Cette scène se trouve P. 684 de l’édition de la Pléiade du Rêve dans le Pavillon Rouge. En voici la description par Pascal Quignard. Le héros du roman, Baoyu, se promène dans le jardin dans la chaleur
suffocante de l’été. A l’approche d’une tonnelle de rosiers grimpants il
perçoit un léger bruit de sanglots que l’on cherche à étouffer. Il vient tout
près de la tonnelle et, sans qu’il soit vu, à travers le feuillage, il découvre
la petite actrice Rectrice des Ages accroupie et grattant sur le sol au moyen d’une
longue épingle de coiffure. Il croit tout d’abord qu’elle est occupée à
enterrer des pétales de fleurs. « Soudain il s’aperçut que ce n’était
nullement pour creuser la terre et y ensevelir des fleurs qu’elle grattait le
sol de son épingle, mais pour tracer des caractère d’écriture. Il suivit, trait
pour trait, les mouvements de l’épingle et en compta dix-sept pour un premier
caractère. Il reproduisit du bout du doigt dans le creux de sa main, dans le
même ordre et selon le même principe, les différents traits que venait de tracer l’épingle, pour essayer
de deviner le caractère que composait l’ensemble ». Baoyu trouve que la
petite actrice est en train d’écrire le premier des deux caractères qui
désignent l’espèce du rosier qui fleurit sur le feuillage de la tonnelle. Ce
faisant il n’associe pas ce nom à Fleur de Rosier dont la petite actrice est
amoureuse.
Que
nous montre cette scène ? Le héros en train d’essayer de déchiffrer des
caractères d’écriture en les traçant dans la paume de sa main, scène que l’on
peut voir couramment en Chine.
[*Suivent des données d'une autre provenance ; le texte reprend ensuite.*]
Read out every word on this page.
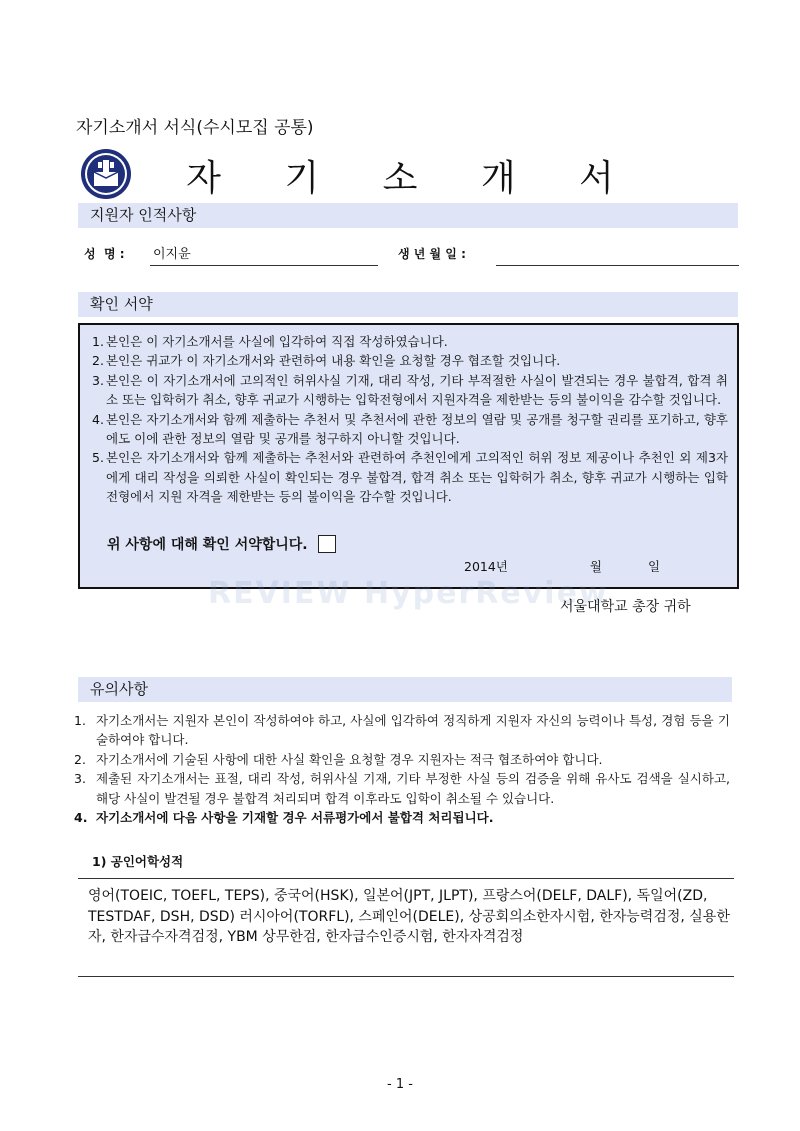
자기소개서 서식(수시모집 공통)
자 기 소 개 서
지원자 인적사항
성  명 : 이지윤	생 년 월 일 :
확인 서약
1. 본인은 이 자기소개서를 사실에 입각하여 직접 작성하였습니다.
2. 본인은 귀교가 이 자기소개서와 관련하여 내용 확인을 요청할 경우 협조할 것입니다.
3. 본인은 이 자기소개서에 고의적인 허위사실 기재, 대리 작성, 기타 부적절한 사실이 발견되는 경우 불합격, 합격 취소 또는 입학허가 취소, 향후 귀교가 시행하는 입학전형에서 지원자격을 제한받는 등의 불이익을 감수할 것입니다.
4. 본인은 자기소개서와 함께 제출하는 추천서 및 추천서에 관한 정보의 열람 및 공개를 청구할 권리를 포기하고, 향후에도 이에 관한 정보의 열람 및 공개를 청구하지 아니할 것입니다.
5. 본인은 자기소개서와 함께 제출하는 추천서와 관련하여 추천인에게 고의적인 허위 정보 제공이나 추천인 외 제3자에게 대리 작성을 의뢰한 사실이 확인되는 경우 불합격, 합격 취소 또는 입학허가 취소, 향후 귀교가 시행하는 입학전형에서 지원 자격을 제한받는 등의 불이익을 감수할 것입니다.
위 사항에 대해 확인 서약합니다.
2014년	월	일
REVIEW HyperReview
서울대학교 총장 귀하
유의사항
1. 자기소개서는 지원자 본인이 작성하여야 하고, 사실에 입각하여 정직하게 지원자 자신의 능력이나 특성, 경험 등을 기술하여야 합니다.
2. 자기소개서에 기술된 사항에 대한 사실 확인을 요청할 경우 지원자는 적극 협조하여야 합니다.
3. 제출된 자기소개서는 표절, 대리 작성, 허위사실 기재, 기타 부정한 사실 등의 검증을 위해 유사도 검색을 실시하고, 해당 사실이 발견될 경우 불합격 처리되며 합격 이후라도 입학이 취소될 수 있습니다.
4. 자기소개서에 다음 사항을 기재할 경우 서류평가에서 불합격 처리됩니다.
1) 공인어학성적
영어(TOEIC, TOEFL, TEPS), 중국어(HSK), 일본어(JPT, JLPT), 프랑스어(DELF, DALF), 독일어(ZD, TESTDAF, DSH, DSD) 러시아어(TORFL), 스페인어(DELE), 상공회의소한자시험, 한자능력검정, 실용한자, 한자급수자격검정, YBM 상무한검, 한자급수인증시험, 한자자격검정
- 1 -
La petite actrice faisant une allusion au nom de
son amoureux.
On
sait que selon la légende l’écriture chinoise serait née du déchiffrement des
traces laissées par les oiseaux sur le
sol par le héros civilisateur Cang Jie. D’une manière plus historique les
premiers caractères d’écriture chinois sont le résultat du déchiffrement des
oracles sur les carapaces de tortues. Les oracles ont disparu mais il en est
resté ce goût pour le déchiffrement. Le déchiffrement des oracles a laissé la
place au déchiffrement des petites énigmes constituées par des allusions à un
fonds commun. On trouve ces allusions par exemple dans les tablettes
calligraphiées qui ornent les jardins ou encore, dans la vie courante, par le goût
pour les citations qui sont des références à ce fonds commun dont nous parlions
plus haut.
Il
n’est peut-être pas inutile de rappeler ce que disait Jean Lévi dans les
cahiers du centre Marcel Granet au sujet du déchiffrement dans le Rêve dans le
Pavillon Rouge :
-
L’auteur
déchiffre le roman sur un roc. Son rôle se borne à le transmettre à ses
lecteurs.
-
Le
lecteur doit déchiffrer les multiples symboles contenus dans le roman qui, tel
l’univers, se présente comme un monde de signes à lire. .
-
Le
rapport amoureux dans le roman est lecture d’une intériorité qui ne livre son
authenticité qu’à travers des signes fallacieux, de sorte que la passion apparaît comme consubstantielle au geste de déchiffrement. Le vrai moi reste
une énigme ou plutôt s’exprime sur le mode de l’énigme. Il n’appelle pas une
introspection mais le déchiffrement par une autre subjectivité qui le
reconnait. On se donne à lire à l’autre, à telle enseigne que tout amant doit
se doubler d’un lecteur.
Voilà
cher lecteur. J’espère que mon article ne sera pas trop difficile à déchiffrer.